Slide 13 - Tekstslide



 Wat: 3 opdrachten over bronnen
Per bron ga je kijken of deze betrouwbaar of onbetrouwbaar is. Controleer dit door de
drie W-vragen-------------------------->
Schrijf op in word/je schrift.


Hoe: Zelf in stilte of met je buurman/buurvrouw zachtjes overleggen.

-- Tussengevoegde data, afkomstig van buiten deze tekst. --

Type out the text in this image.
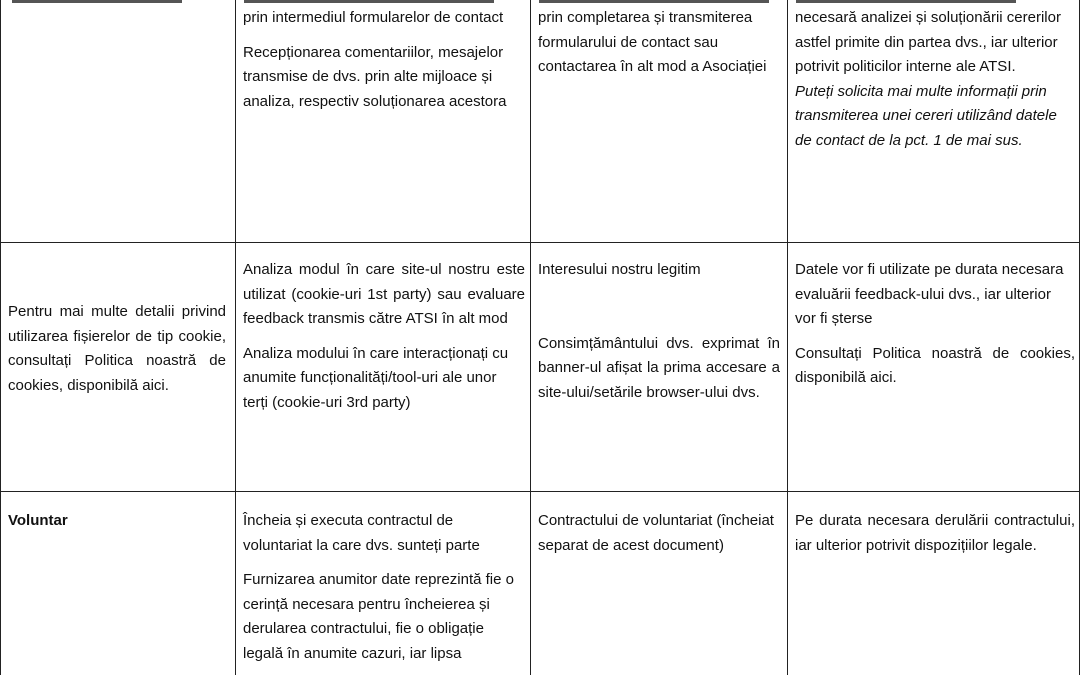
prin intermediul formularelor de contact

Recepționarea comentariilor, mesajelor transmise de dvs. prin alte mijloace și analiza, respectiv soluționarea acestora

prin completarea și transmiterea formularului de contact sau contactarea în alt mod a Asociației

necesară analizei și soluționării cererilor astfel primite din partea dvs., iar ulterior potrivit politicilor interne ale ATSI.

Puteți solicita mai multe informații prin transmiterea unei cereri utilizând datele de contact de la pct. 1 de mai sus.

Pentru mai multe detalii privind utilizarea fișierelor de tip cookie, consultați Politica noastră de cookies, disponibilă aici.

Analiza modul în care site-ul nostru este utilizat (cookie-uri 1st party) sau evaluare feedback transmis către ATSI în alt mod

Analiza modului în care interacționați cu anumite funcționalități/tool-uri ale unor terți (cookie-uri 3rd party)

Interesului nostru legitim

Consimțământului dvs. exprimat în banner-ul afișat la prima accesare a site-ului/setările browser-ului dvs.

Datele vor fi utilizate pe durata necesara evaluării feedback-ului dvs., iar ulterior vor fi șterse

Consultați Politica noastră de cookies, disponibilă aici.

Voluntar	Încheia și executa contractul de voluntariat la care dvs. sunteți parte

Furnizarea anumitor date reprezintă fie o cerință necesara pentru încheierea și derularea contractului, fie o obligație legală în anumite cazuri, iar lipsa

Contractului de voluntariat (încheiat separat de acest document)

Pe durata necesara derulării contractului, iar ulterior potrivit dispozițiilor legale.
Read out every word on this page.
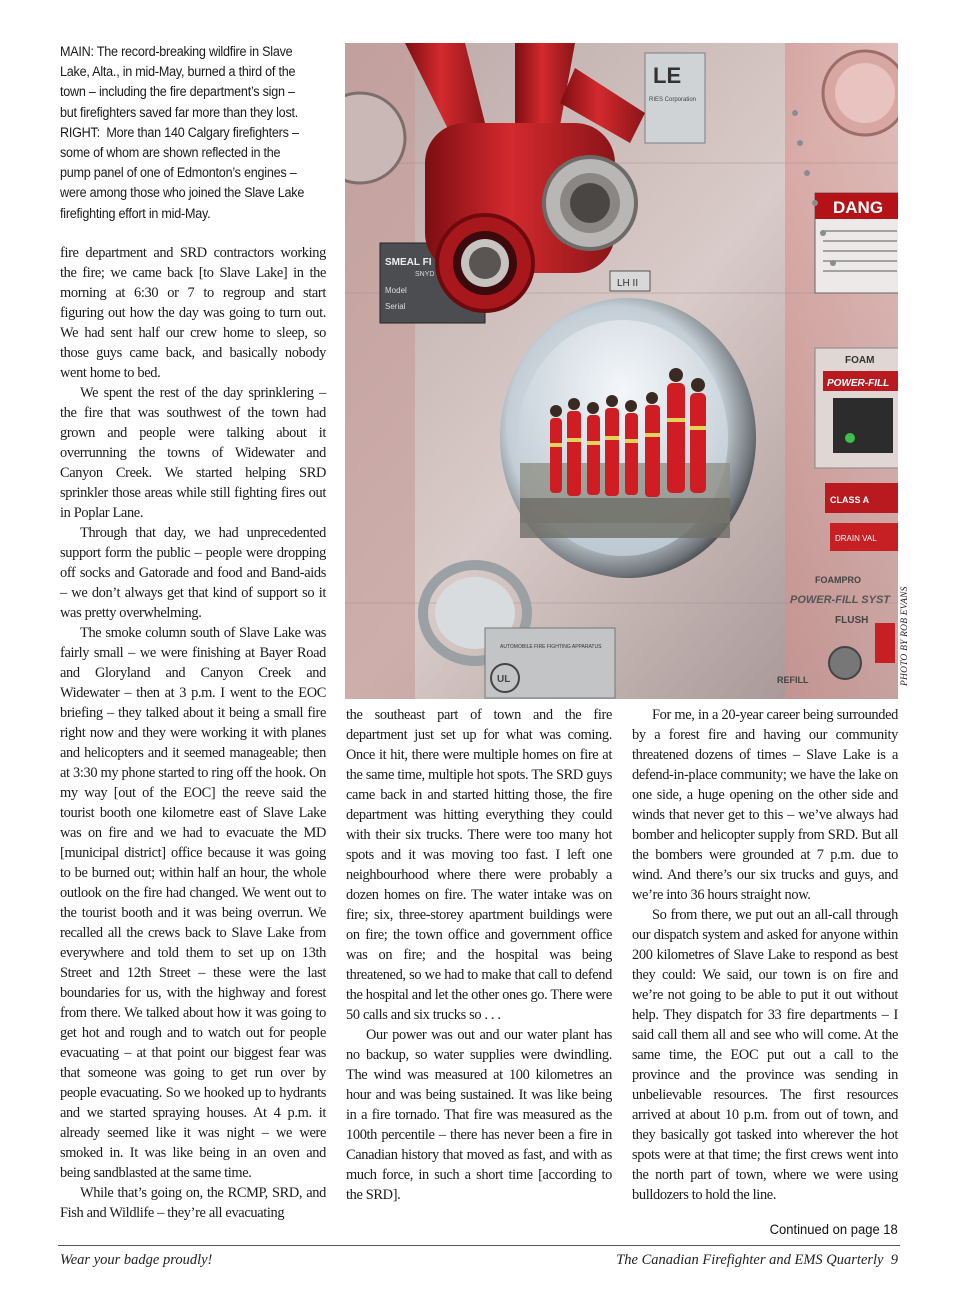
MAIN: The record-breaking wildfire in Slave Lake, Alta., in mid-May, burned a third of the town – including the fire department’s sign – but firefighters saved far more than they lost.

RIGHT:  More than 140 Calgary firefighters – some of whom are shown reflected in the pump panel of one of Edmonton’s engines – were among those who joined the Slave Lake firefighting effort in mid-May.

fire department and SRD contractors working the fire; we came back [to Slave Lake] in the morning at 6:30 or 7 to regroup and start figuring out how the day was going to turn out. We had sent half our crew home to sleep, so those guys came back, and basically nobody went home to bed.

We spent the rest of the day sprinklering – the fire that was southwest of the town had grown and people were talking about it overrunning the towns of Widewater and Canyon Creek. We started helping SRD sprinkler those areas while still fighting fires out in Poplar Lane.

Through that day, we had unprecedented support form the public – people were dropping off socks and Gatorade and food and Band-aids – we don’t always get that kind of support so it was pretty overwhelming.

The smoke column south of Slave Lake was fairly small – we were finishing at Bayer Road and Gloryland and Canyon Creek and Widewater – then at 3 p.m. I went to the EOC briefing – they talked about it being a small fire right now and they were working it with planes and helicopters and it seemed manageable; then at 3:30 my phone started to ring off the hook. On my way [out of the EOC] the reeve said the tourist booth one kilometre east of Slave Lake was on fire and we had to evacuate the MD [municipal district] office because it was going to be burned out; within half an hour, the whole outlook on the fire had changed. We went out to the tourist booth and it was being overrun. We recalled all the crews back to Slave Lake from everywhere and told them to set up on 13th Street and 12th Street – these were the last boundaries for us, with the highway and forest from there. We talked about how it was going to get hot and rough and to watch out for people evacuating – at that point our biggest fear was that someone was going to get run over by people evacuating. So we hooked up to hydrants and we started spraying houses. At 4 p.m. it already seemed like it was night – we were smoked in. It was like being in an oven and being sandblasted at the same time.

While that’s going on, the RCMP, SRD, and Fish and Wildlife – they’re all evacuating

LE
RIES Corporation
DANG
SMEAL FI
SNYD
Model
Serial
LH II
AUTOMOBILE FIRE FIGHTING APPARATUS
UL
FOAM
POWER-FILL
CLASS A
DRAIN VAL
FOAMPRO
POWER-FILL SYST
FLUSH
REFILL	PHOTO BY ROB EVANS

the southeast part of town and the fire department just set up for what was coming. Once it hit, there were multiple homes on fire at the same time, multiple hot spots. The SRD guys came back in and started hitting those, the fire department was hitting everything they could with their six trucks. There were too many hot spots and it was moving too fast. I left one neighbourhood where there were probably a dozen homes on fire. The water intake was on fire; six, three-storey apartment buildings were on fire; the town office and government office was on fire; and the hospital was being threatened, so we had to make that call to defend the hospital and let the other ones go. There were 50 calls and six trucks so . . .

Our power was out and our water plant has no backup, so water supplies were dwindling. The wind was measured at 100 kilometres an hour and was being sustained. It was like being in a fire tornado. That fire was measured as the 100th percentile – there has never been a fire in Canadian history that moved as fast, and with as much force, in such a short time [according to the SRD].

For me, in a 20-year career being surrounded by a forest fire and having our community threatened dozens of times – Slave Lake is a defend-in-place community; we have the lake on one side, a huge opening on the other side and winds that never get to this – we’ve always had bomber and helicopter supply from SRD. But all the bombers were grounded at 7 p.m. due to wind. And there’s our six trucks and guys, and we’re into 36 hours straight now.

So from there, we put out an all-call through our dispatch system and asked for anyone within 200 kilometres of Slave Lake to respond as best they could: We said, our town is on fire and we’re not going to be able to put it out without help. They dispatch for 33 fire departments – I said call them all and see who will come. At the same time, the EOC put out a call to the province and the province was sending in unbelievable resources. The first resources arrived at about 10 p.m. from out of town, and they basically got tasked into wherever the hot spots were at that time; the first crews went into the north part of town, where we were using bulldozers to hold the line.

Continued on page 18
Wear your badge proudly!	The Canadian Firefighter and EMS Quarterly  9
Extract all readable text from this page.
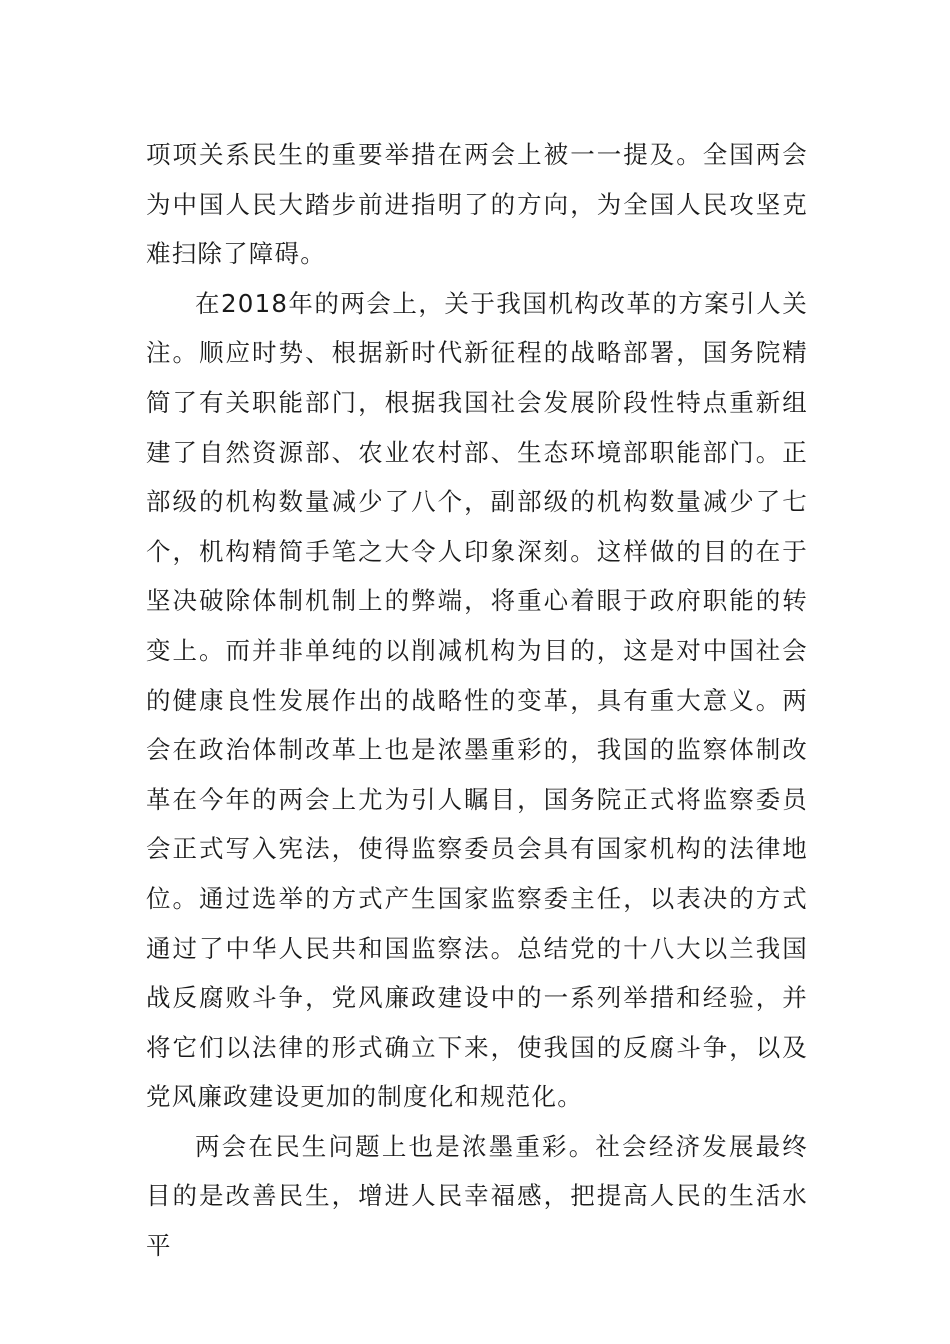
项项关系民生的重要举措在两会上被一一提及。全国两会为中国人民大踏步前进指明了的方向，为全国人民攻坚克难扫除了障碍。

在2018年的两会上，关于我国机构改革的方案引人关注。顺应时势、根据新时代新征程的战略部署，国务院精简了有关职能部门，根据我国社会发展阶段性特点重新组建了自然资源部、农业农村部、生态环境部职能部门。正部级的机构数量减少了八个，副部级的机构数量减少了七个，机构精简手笔之大令人印象深刻。这样做的目的在于坚决破除体制机制上的弊端，将重心着眼于政府职能的转变上。而并非单纯的以削减机构为目的，这是对中国社会的健康良性发展作出的战略性的变革，具有重大意义。两会在政治体制改革上也是浓墨重彩的，我国的监察体制改革在今年的两会上尤为引人瞩目，国务院正式将监察委员会正式写入宪法，使得监察委员会具有国家机构的法律地位。通过选举的方式产生国家监察委主任，以表决的方式通过了中华人民共和国监察法。总结党的十八大以兰我国战反腐败斗争，党风廉政建设中的一系列举措和经验，并将它们以法律的形式确立下来，使我国的反腐斗争，以及党风廉政建设更加的制度化和规范化。

两会在民生问题上也是浓墨重彩。社会经济发展最终目的是改善民生，增进人民幸福感，把提高人民的生活水平
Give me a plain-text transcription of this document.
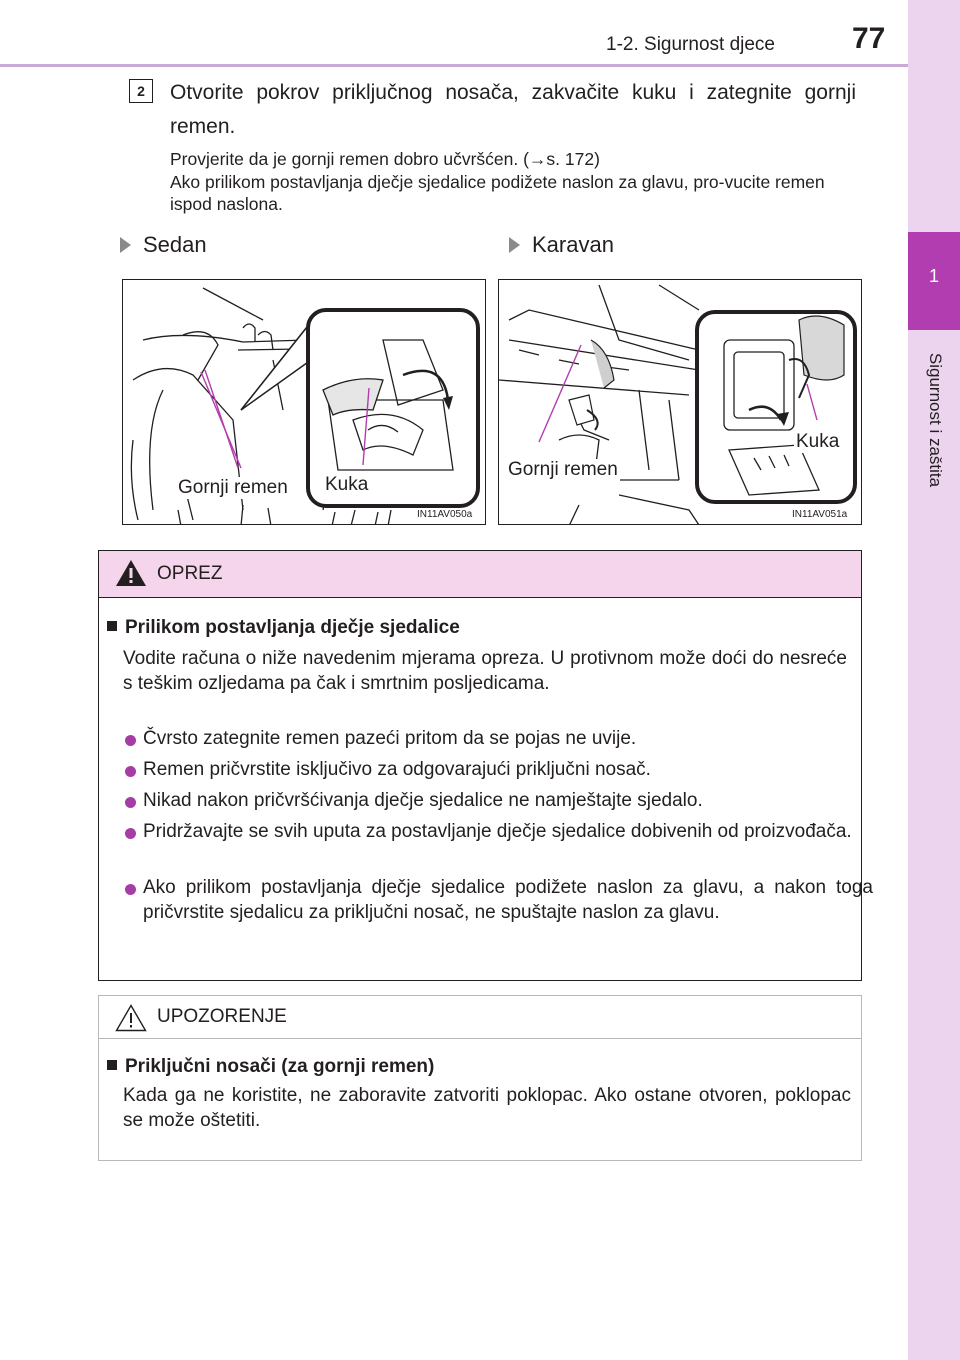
1-2. Sigurnost djece	77
1
Sigurnost i zaštita
2	Otvorite pokrov priključnog nosača, zakvačite kuku i zategnite gornji remen.
Provjerite da je gornji remen dobro učvršćen. (→s. 172)
Ako prilikom postavljanja dječje sjedalice podižete naslon za glavu, pro-vucite remen ispod naslona.
Sedan	Karavan
Gornji remen Kuka
IN11AV050a
Gornji remen
Kuka
IN11AV051a
OPREZ
Prilikom postavljanja dječje sjedalice
Vodite računa o niže navedenim mjerama opreza. U protivnom može doći do nesreće s teškim ozljedama pa čak i smrtnim posljedicama.
Čvrsto zategnite remen pazeći pritom da se pojas ne uvije.
Remen pričvrstite isključivo za odgovarajući priključni nosač.
Nikad nakon pričvršćivanja dječje sjedalice ne namještajte sjedalo.
Pridržavajte se svih uputa za postavljanje dječje sjedalice dobivenih od proizvođača.
Ako prilikom postavljanja dječje sjedalice podižete naslon za glavu, a nakon toga pričvrstite sjedalicu za priključni nosač, ne spuštajte naslon za glavu.
UPOZORENJE
Priključni nosači (za gornji remen)
Kada ga ne koristite, ne zaboravite zatvoriti poklopac. Ako ostane otvoren, poklopac se može oštetiti.
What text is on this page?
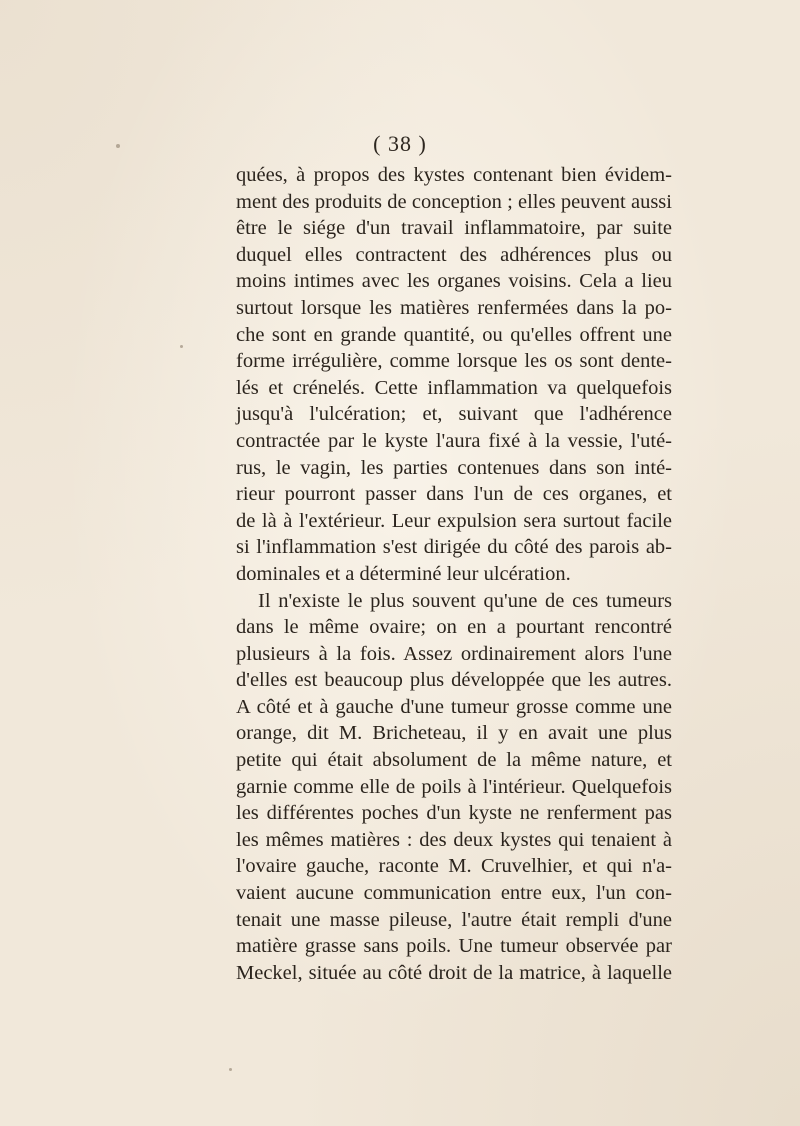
( 38 )
quées, à propos des kystes contenant bien évidem-
ment des produits de conception ; elles peuvent aussi
être le siége d'un travail inflammatoire, par suite
duquel elles contractent des adhérences plus ou
moins intimes avec les organes voisins. Cela a lieu
surtout lorsque les matières renfermées dans la po-
che sont en grande quantité, ou qu'elles offrent une
forme irrégulière, comme lorsque les os sont dente-
lés et crénelés. Cette inflammation va quelquefois
jusqu'à l'ulcération; et, suivant que l'adhérence
contractée par le kyste l'aura fixé à la vessie, l'uté-
rus, le vagin, les parties contenues dans son inté-
rieur pourront passer dans l'un de ces organes, et
de là à l'extérieur. Leur expulsion sera surtout facile
si l'inflammation s'est dirigée du côté des parois ab-
dominales et a déterminé leur ulcération.
Il n'existe le plus souvent qu'une de ces tumeurs
dans le même ovaire; on en a pourtant rencontré
plusieurs à la fois. Assez ordinairement alors l'une
d'elles est beaucoup plus développée que les autres.
A côté et à gauche d'une tumeur grosse comme une
orange, dit M. Bricheteau, il y en avait une plus
petite qui était absolument de la même nature, et
garnie comme elle de poils à l'intérieur. Quelquefois
les différentes poches d'un kyste ne renferment pas
les mêmes matières : des deux kystes qui tenaient à
l'ovaire gauche, raconte M. Cruvelhier, et qui n'a-
vaient aucune communication entre eux, l'un con-
tenait une masse pileuse, l'autre était rempli d'une
matière grasse sans poils. Une tumeur observée par
Meckel, située au côté droit de la matrice, à laquelle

Schrijf per bron op waarom het wel of niet betrouwbaar is, let op:

Wie heeft de bron gemaakt.
Wanneer is de bron geschreven.
Wat staat er in de bron?

Geeft uiteindelijk antwoord op de vraag of je de bron betrouwbaar vindt.

Zelf aan de slag

Slide 14 - Tekstslide

Les 2: tekstbron

Slide 15 - Tekstslide

Slide 16 - Tekstslide

Stel je wil een antwoord zoeken in de tekst. Waar helpen tussenkopjes dan mee?

Slide 17 - Open vraag

Belangrijk bij het zoeken naar antwoorden in de tekst.
 titel, tussenkopjes, begrippen, afbeeldingen.

Slide 18 - Tekstslide

Opdracht. Blz 33+34 in je boek.
Je gaat in tweetallen een tekst lezen en beantwoord daarna vragen. Na elke vraag beantwoord je ook de vraag: hoe heb je het antwoord gevonden? Schrijf de letter erachter:
A) Via het tussenkopje gezocht.
B) Door een zin voor en na het begrip te lezen.
C) Door de alinea te scannen naar een woord.
D) Door naar de samenstelling van een woord te kijken.

Slide 19 - Tekstslide

Evaluatie
In het tweetal ga je nu bij een ander tweetal jullie antwoorden vergelijken. Welke verschillen en overeenkomsten zien jullie?

Slide 20 - Tekstslide

Les 3: begripsuitleg

Slide 21 - Tekstslide

Waar denk je aan bij het woord begrip?

Slide 22 - Open vraag

Woordjes en begrippen leren 

Slide 23 - Tekstslide

Industriële Revolutie
Stap 1: welke woorden uit het begrip ken je misschien al?
Stap 2: Wat betekent industrie? (zoek op)
Stap 3: Wat betekent revolutie? (zoek op)
stap 4: Wat bekent het samen? 
Stap 5: controleer je verwachting

Slide 24 - Tekstslide

In tweetallen met behulp van de begrippenlijst rechts noteer je hoe je tot het begrijpen van een begrip bent gekomen.
Industriële Revolutie
Verlichting
Agrarische revolutie
Arbeidsklasse
Arbeidsomstandigheden

Slide 25 - Tekstslide

Evaluatie
Vergelijk jullie antwoorden met het tweetalen naast je. Welke begripstactieken hebben jullie wel of niet toegepast? Hoe komt dit?